Fine-Grained Visual Classification via Simultaneously Learning of Multi-regional Multi-grained Features
Dongliang Chang, Yixiao Zheng, Zhanyu Ma, Ruoyi Du, Kongming Liang

TL;DR
This paper introduces a novel loss function, TDSA-Loss, that enables the simultaneous learning of multi-regional and multi-grained features for improved fine-grained visual classification, avoiding complex model structures.
Contribution
The paper proposes TDSA-Loss with multi-stage channel constraints and top-down spatial attention to effectively mine discriminative regions and details in fine-grained images.
Findings
Significant improvement on four fine-grained datasets.
Effective multi-regional and multi-grained feature extraction.

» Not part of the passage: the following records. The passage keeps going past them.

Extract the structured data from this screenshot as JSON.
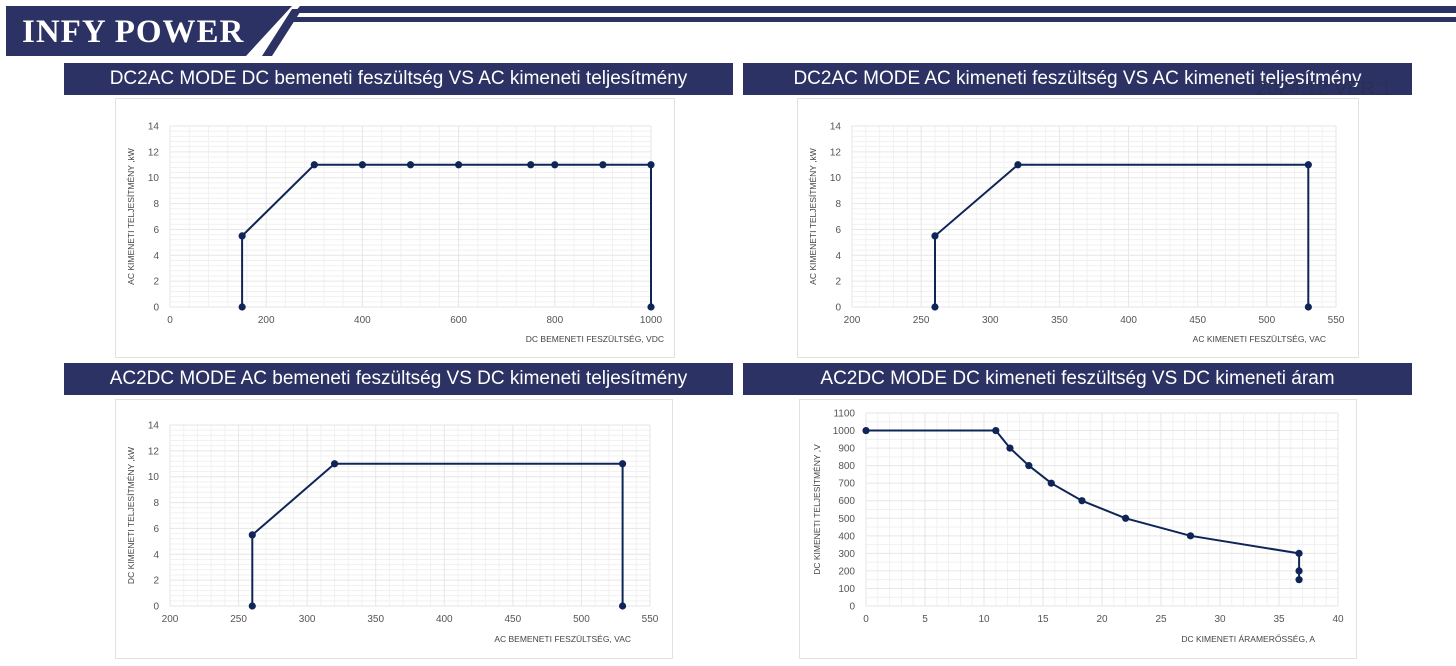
{
  "brand": "INFY POWER",
  "version_text": "2024.12 VER:1",
  "colors": {
    "navy": "#2d3264",
    "series": "#0f2557",
    "grid": "#e6e6e6"
  },
  "charts": [
    {
      "title": "DC2AC MODE DC bemeneti feszültség VS AC kimeneti teljesítmény",
      "chart_data": {
        "type": "line",
        "xlabel": "DC BEMENETI FESZÜLTSÉG, VDC",
        "ylabel": "AC KIMENETI TELJESÍTMÉNY ,kW",
        "xlim": [
          0,
          1000
        ],
        "ylim": [
          0,
          14
        ],
        "xticks": [
          0,
          200,
          400,
          600,
          800,
          1000
        ],
        "yticks": [
          0,
          2,
          4,
          6,
          8,
          10,
          12,
          14
        ],
        "grid": true,
        "points": [
          [
            150,
            0
          ],
          [
            150,
            5.5
          ],
          [
            300,
            11
          ],
          [
            400,
            11
          ],
          [
            500,
            11
          ],
          [
            600,
            11
          ],
          [
            750,
            11
          ],
          [
            800,
            11
          ],
          [
            900,
            11
          ],
          [
            1000,
            11
          ],
          [
            1000,
            0
          ]
        ]
      }
    },
    {
      "title": "DC2AC MODE AC kimeneti feszültség VS AC kimeneti teljesítmény",
      "chart_data": {
        "type": "line",
        "xlabel": "AC KIMENETI FESZÜLTSÉG, VAC",
        "ylabel": "AC KIMENETI TELJESÍTMÉNY ,kW",
        "xlim": [
          200,
          550
        ],
        "ylim": [
          0,
          14
        ],
        "xticks": [
          200,
          250,
          300,
          350,
          400,
          450,
          500,
          550
        ],
        "yticks": [
          0,
          2,
          4,
          6,
          8,
          10,
          12,
          14
        ],
        "grid": true,
        "points": [
          [
            260,
            0
          ],
          [
            260,
            5.5
          ],
          [
            320,
            11
          ],
          [
            530,
            11
          ],
          [
            530,
            0
          ]
        ]
      }
    },
    {
      "title": "AC2DC MODE AC bemeneti feszültség VS DC kimeneti teljesítmény",
      "chart_data": {
        "type": "line",
        "xlabel": "AC BEMENETI FESZÜLTSÉG, VAC",
        "ylabel": "DC KIMENETI TELJESÍTMÉNY ,kW",
        "xlim": [
          200,
          550
        ],
        "ylim": [
          0,
          14
        ],
        "xticks": [
          200,
          250,
          300,
          350,
          400,
          450,
          500,
          550
        ],
        "yticks": [
          0,
          2,
          4,
          6,
          8,
          10,
          12,
          14
        ],
        "grid": true,
        "points": [
          [
            260,
            0
          ],
          [
            260,
            5.5
          ],
          [
            320,
            11
          ],
          [
            530,
            11
          ],
          [
            530,
            0
          ]
        ]
      }
    },
    {
      "title": "AC2DC MODE DC kimeneti feszültség VS DC kimeneti áram",
      "chart_data": {
        "type": "line",
        "xlabel": "DC KIMENETI ÁRAMERŐSSÉG, A",
        "ylabel": "DC KIMENETI TELJESÍTMÉNY ,V",
        "xlim": [
          0,
          40
        ],
        "ylim": [
          0,
          1100
        ],
        "xticks": [
          0,
          5,
          10,
          15,
          20,
          25,
          30,
          35,
          40
        ],
        "yticks": [
          0,
          100,
          200,
          300,
          400,
          500,
          600,
          700,
          800,
          900,
          1000,
          1100
        ],
        "grid": true,
        "points": [
          [
            0,
            1000
          ],
          [
            11,
            1000
          ],
          [
            12.2,
            900
          ],
          [
            13.8,
            800
          ],
          [
            15.7,
            700
          ],
          [
            18.3,
            600
          ],
          [
            22,
            500
          ],
          [
            27.5,
            400
          ],
          [
            36.7,
            300
          ],
          [
            36.7,
            200
          ],
          [
            36.7,
            150
          ]
        ]
      }
    }
  ]
}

Modules outperform baseline methods in ablation studies.
Abstract
Fine-grained visual classification is a challenging task that recognizes the sub-classes belonging to the same meta-class. Large inter-class similarity and intra-class variance is the main challenge of this task. Most exiting methods try to solve this problem by designing complex model structures to explore more minute and discriminative regions. In this paper, we argue that mining multi-regional multi-grained features is precisely the key to this task. Specifically, we introduce a new loss function, termed top-down spatial attention loss (TDSA-Loss), which contains a multi-stage channel constrained module and a top-down spatial attention module. The multi-stage channel constrained module aims to make the feature channels in different stages category-aligned. Meanwhile, the top-down spatial attention module uses the attention map generated by high-level aligned feature channels to make…
Peer Reviews
No public reviews on file for this paper yet. If you reviewed it on a platform where reviews are public (OpenReview, ICLR, NeurIPS, ICML), you can paste yours below so the community can read it here.
Code & Models
Videos
No videos yet. Explain this paper in a talk, walkthrough, or lecture? Add one.
Taxonomy
TopicsAdvanced Image and Video Retrieval Techniques · Visual Attention and Saliency Detection · Advanced Neural Network Applications
MethodsSigmoid Activation · Average Pooling · Max Pooling · Convolution · Communication--Guide||How Do I Communicate to Expedia?